VAI FALTAR ESPAÇO

Já assisti várias reportagens na TV onde o assunto era a cidade de São Paulo e seu trânsito cada vez mais caótico. E o pior: é tudo verdadeiro; não há como fugir da realidade. A cidade de São Paulo não tem ruas e avenidas suficientes para abrigar os seis milhões de veículos registrados no município. E, assim como São Paulo, muitas outras cidades até pouco tempo atrás tranquilas, caminham para o mesmo sofrimento. Facilidades no financiamento de veículos (carros, principalmente) levam a população a optar pelo meio de transporte teoricamente mais confortável que existe, em substituição ao meio de transporte mais avacalhado que existe, que é o transporte coletivo (seja ônibus, trem e até metrô). O sujeito vai lá e compra um carro “zero”, nem que tenha que pagar em setenta e duas “suaves” prestações. Ao terminar de pagar a última (quando consegue) o carro já está tão desvalorizado que não vale nem a metade do valor que ele pagou naquelas setenta e duas suaves prestações. Isso sem contar que, quando bate, não tem seguro e nem dinheiro para o conserto. Mas ele não se incomoda, pois, em um dia já distante, foi mais um “feliz” comprador de um carro zero quilômetro com aquele cheirinho de novo (pois é...).

Só que o problema do trânsito em São Paulo não é o único que vem nos afligindo e nos deixando imensamente preocupados em relação ao futuro.

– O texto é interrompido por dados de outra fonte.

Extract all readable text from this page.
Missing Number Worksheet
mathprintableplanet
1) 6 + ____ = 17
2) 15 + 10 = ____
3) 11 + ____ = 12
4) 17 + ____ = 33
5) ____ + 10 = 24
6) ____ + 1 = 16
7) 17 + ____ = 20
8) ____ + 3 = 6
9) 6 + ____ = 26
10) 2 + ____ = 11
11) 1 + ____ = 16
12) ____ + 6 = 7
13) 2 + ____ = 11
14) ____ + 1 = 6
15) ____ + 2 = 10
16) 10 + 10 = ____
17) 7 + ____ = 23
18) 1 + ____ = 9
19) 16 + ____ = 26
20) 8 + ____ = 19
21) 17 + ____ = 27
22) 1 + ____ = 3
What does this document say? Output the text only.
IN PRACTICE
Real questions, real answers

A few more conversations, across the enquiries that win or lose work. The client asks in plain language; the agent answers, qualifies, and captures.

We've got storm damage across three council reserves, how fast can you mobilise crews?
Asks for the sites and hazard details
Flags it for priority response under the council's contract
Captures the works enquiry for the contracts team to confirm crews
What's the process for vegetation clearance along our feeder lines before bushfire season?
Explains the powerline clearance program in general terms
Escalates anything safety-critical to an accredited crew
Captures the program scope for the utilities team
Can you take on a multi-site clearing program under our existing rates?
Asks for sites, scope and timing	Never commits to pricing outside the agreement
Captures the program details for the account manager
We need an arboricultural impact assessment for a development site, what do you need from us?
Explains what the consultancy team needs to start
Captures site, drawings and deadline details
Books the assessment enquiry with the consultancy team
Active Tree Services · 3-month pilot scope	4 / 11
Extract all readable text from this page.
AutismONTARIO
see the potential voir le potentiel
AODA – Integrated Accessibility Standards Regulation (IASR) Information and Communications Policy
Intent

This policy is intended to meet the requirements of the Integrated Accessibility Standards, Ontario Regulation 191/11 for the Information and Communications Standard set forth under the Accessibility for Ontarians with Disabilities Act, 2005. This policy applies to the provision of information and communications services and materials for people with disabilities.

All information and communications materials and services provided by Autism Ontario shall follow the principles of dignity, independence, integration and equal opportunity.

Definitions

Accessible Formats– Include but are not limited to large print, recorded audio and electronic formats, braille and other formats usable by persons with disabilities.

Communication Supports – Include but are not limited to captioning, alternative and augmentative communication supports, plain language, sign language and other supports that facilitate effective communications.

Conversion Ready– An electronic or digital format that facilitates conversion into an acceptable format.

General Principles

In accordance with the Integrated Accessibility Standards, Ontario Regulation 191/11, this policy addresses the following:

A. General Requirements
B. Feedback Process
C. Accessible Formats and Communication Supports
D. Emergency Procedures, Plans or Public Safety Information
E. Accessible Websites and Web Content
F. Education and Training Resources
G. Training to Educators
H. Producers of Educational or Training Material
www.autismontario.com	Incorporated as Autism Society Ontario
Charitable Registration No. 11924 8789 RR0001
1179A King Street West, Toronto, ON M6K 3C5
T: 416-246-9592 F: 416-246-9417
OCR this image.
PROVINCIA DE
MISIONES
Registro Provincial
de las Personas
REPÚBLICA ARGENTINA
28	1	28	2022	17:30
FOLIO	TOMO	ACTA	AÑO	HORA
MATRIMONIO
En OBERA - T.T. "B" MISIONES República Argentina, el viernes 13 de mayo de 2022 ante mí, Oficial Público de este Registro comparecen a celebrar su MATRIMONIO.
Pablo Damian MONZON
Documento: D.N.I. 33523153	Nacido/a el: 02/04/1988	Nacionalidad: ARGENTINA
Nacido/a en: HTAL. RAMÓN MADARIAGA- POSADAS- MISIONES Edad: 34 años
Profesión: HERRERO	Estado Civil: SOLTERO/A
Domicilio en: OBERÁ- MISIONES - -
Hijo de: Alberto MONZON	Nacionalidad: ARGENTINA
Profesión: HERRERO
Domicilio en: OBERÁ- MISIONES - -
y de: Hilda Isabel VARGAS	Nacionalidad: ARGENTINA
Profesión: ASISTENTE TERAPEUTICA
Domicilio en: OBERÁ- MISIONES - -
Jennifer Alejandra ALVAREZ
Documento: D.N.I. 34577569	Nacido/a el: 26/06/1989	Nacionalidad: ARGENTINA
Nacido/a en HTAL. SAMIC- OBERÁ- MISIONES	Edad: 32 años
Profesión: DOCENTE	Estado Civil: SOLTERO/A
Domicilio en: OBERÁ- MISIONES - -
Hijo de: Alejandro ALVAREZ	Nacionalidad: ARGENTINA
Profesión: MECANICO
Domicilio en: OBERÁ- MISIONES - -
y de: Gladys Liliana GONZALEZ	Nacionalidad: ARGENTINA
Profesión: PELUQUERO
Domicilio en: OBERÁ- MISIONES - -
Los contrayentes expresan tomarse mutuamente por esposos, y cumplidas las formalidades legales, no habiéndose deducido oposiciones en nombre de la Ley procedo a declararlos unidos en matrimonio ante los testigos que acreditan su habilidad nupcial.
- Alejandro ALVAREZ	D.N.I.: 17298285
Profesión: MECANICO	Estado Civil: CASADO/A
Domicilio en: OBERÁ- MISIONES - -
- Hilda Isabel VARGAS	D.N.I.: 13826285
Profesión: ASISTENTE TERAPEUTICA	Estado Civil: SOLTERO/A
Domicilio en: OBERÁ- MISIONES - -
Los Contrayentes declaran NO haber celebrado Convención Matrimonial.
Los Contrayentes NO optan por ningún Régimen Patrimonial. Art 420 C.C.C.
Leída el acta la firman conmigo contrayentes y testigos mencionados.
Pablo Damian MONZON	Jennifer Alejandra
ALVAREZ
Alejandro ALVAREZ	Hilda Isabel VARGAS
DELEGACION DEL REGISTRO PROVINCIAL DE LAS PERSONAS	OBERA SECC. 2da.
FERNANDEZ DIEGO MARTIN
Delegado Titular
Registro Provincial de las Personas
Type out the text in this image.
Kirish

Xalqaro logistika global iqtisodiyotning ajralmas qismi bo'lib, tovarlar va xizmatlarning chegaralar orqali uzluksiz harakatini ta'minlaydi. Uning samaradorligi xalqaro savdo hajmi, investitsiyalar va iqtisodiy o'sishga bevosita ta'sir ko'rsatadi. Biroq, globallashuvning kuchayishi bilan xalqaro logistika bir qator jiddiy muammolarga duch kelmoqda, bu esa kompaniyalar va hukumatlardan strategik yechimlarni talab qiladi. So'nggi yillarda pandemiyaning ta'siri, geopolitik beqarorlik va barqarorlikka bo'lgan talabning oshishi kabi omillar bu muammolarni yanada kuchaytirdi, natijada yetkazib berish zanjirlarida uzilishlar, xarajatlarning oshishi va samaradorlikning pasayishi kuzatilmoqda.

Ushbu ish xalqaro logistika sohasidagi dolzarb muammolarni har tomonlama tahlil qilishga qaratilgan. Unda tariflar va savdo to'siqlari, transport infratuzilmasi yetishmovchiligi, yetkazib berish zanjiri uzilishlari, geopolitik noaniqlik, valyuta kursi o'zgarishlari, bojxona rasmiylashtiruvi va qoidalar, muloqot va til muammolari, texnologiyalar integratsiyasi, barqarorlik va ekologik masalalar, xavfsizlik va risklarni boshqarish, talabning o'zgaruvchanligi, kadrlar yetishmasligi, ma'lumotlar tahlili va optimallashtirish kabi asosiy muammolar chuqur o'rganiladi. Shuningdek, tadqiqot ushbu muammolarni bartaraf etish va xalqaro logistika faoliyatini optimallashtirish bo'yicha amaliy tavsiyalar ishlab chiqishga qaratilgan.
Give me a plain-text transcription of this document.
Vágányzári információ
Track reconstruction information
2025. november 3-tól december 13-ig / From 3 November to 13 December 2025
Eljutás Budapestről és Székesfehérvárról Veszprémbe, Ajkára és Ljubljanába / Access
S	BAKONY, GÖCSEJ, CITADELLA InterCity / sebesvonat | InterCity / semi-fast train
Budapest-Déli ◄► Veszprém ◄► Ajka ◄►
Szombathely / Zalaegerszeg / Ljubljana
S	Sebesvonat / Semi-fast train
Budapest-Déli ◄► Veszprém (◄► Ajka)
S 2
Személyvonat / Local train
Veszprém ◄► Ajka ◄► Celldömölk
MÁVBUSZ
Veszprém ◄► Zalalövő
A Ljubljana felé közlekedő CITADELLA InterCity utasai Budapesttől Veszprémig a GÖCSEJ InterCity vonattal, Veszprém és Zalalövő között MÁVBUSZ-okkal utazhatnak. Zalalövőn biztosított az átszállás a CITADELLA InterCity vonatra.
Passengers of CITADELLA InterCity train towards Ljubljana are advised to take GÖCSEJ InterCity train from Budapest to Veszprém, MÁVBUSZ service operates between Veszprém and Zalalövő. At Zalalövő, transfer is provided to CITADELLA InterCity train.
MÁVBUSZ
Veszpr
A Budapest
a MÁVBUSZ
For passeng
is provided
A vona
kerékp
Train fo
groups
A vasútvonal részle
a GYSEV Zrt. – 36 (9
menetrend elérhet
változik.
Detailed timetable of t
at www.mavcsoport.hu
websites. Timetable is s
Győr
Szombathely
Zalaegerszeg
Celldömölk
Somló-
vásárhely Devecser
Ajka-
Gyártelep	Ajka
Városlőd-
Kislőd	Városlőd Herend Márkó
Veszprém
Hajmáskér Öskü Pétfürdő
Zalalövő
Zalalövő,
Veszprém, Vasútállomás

Assim como já falta espaço para os carros, ônibus e caminhões, estamos caminhando para uma falta de espaço globalizada. Em qualquer lugar aonde se vá existem filas, desconforto, irritação, falta disso, falta daquilo, e tome perda de tempo cada vez maior.

Moro em Santos, uma cidade de porte médio no litoral do Estado de São Paulo. A qualidade de vida que tínhamos aqui podia ser comparada às melhores cidades do mundo, sem exageros. Sua proximidade com São Paulo (70 quilômetros) acabou fazendo de Santos e de outras cidades da região um lugar quase que impróprio para se viver. Em feriados prolongados a viagem de volta a São Paulo já chegou a demorar 10 horas, pois não há estrada e espaço suficientes para tantos carros e tanta gente. Praias poluídas, trânsito infernal, pois, assim como São Paulo, não há ruas e avenidas suficientes para abrigar tantos veículos; hospitais com falta de leitos comuns e de UTI; falta d’água em épocas de verão e temporadas de férias; escassez de alimentos primários e básicos, como pão e leite, por exemplo.

Aliado a tudo isso, várias cidades vivem no momento o já famoso “boom” imobiliário (eita expressão ridícula!). Geralmente o assunto é tratado como se fosse o que de melhor pudesse acontecer para a região. O que tem o seu fundo de verdade haja vista os empreendedores e oportunistas, que muito lucram com esses negócios e que não demonstram a menor preocupação com o meio ambiente. Lindos apartamentos com churrasqueiras nas varandas e nenhum sistema de captação de água de chuva, uso de materiais ecológicos, relógios de água individuais, aproveitamento de luz natural, etc.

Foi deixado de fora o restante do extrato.